Proprio «per questo, parlando dei tre esercizi della Quaresima, il Signore ci dice: senti, quando tu digiuni, che non si veda sulla tua faccia che stai digiunando. Mostrati lieto: che non si veda, perché la gente non dica: “ah, è un uomo giusto, come digiuna!”. Quando fai penitenza, non fare questo. Quando tu darai un’elemosina, per favore non suonare la tromba davanti a te: dà l’elemosina di nascosto, che nessuno lo veda. Fai il bene senza farti vedere.
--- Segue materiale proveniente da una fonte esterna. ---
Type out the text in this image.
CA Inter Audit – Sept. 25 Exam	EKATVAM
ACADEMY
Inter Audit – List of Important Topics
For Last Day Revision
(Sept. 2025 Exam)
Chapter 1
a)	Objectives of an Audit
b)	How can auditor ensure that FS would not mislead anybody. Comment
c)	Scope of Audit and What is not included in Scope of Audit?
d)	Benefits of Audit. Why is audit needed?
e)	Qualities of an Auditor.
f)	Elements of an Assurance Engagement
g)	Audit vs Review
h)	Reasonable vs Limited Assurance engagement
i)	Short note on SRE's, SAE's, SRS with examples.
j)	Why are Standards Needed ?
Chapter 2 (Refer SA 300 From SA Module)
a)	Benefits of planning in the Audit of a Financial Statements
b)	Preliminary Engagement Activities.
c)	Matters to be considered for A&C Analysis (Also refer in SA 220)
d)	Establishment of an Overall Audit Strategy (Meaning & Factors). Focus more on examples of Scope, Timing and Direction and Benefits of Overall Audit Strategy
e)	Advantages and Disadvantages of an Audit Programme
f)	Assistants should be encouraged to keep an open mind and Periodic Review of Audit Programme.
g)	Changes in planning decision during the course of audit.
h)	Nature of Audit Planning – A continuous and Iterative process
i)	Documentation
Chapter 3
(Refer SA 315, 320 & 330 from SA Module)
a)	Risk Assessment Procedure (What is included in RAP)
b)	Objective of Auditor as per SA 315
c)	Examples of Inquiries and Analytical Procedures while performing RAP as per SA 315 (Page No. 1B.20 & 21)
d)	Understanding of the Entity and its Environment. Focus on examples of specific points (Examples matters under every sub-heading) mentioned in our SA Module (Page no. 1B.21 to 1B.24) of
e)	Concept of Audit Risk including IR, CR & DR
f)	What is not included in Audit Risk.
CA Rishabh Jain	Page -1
E, terzo, quando tu preghi non farlo davanti a tutti, perché la gente dica: “ah, come prega, quest’uomo, questa donna!”. Fallo in sincerità davanti al Padre». E «Gesù consiglia anche “di nascosto”».
«Sulla preghiera — ha insistito il Pontefice — Gesù ci insegna, con l’esempio del fariseo e del pubblicano, di come pregavano ambedue: il fariseo si credeva giusto, ma non lo era, e pregava: ti ringrazio, Signore, perché sono giusto, non sono come l’altra gente, poveretti». E ha suggerito: «Facciamo la traduzione: ti ringrazio, Signore, perché sono cattolico, appartengo a questa associazione, a quell’altra, a quell’altra, vado a messa tutte le domeniche e non sono come quei poveracci che non capiscono nulla». Invece, ha proseguito Francesco, «il poveraccio» cioè il pubblicano pregava dicendo: “Signore, abbi pietà di me perché sono peccatore”.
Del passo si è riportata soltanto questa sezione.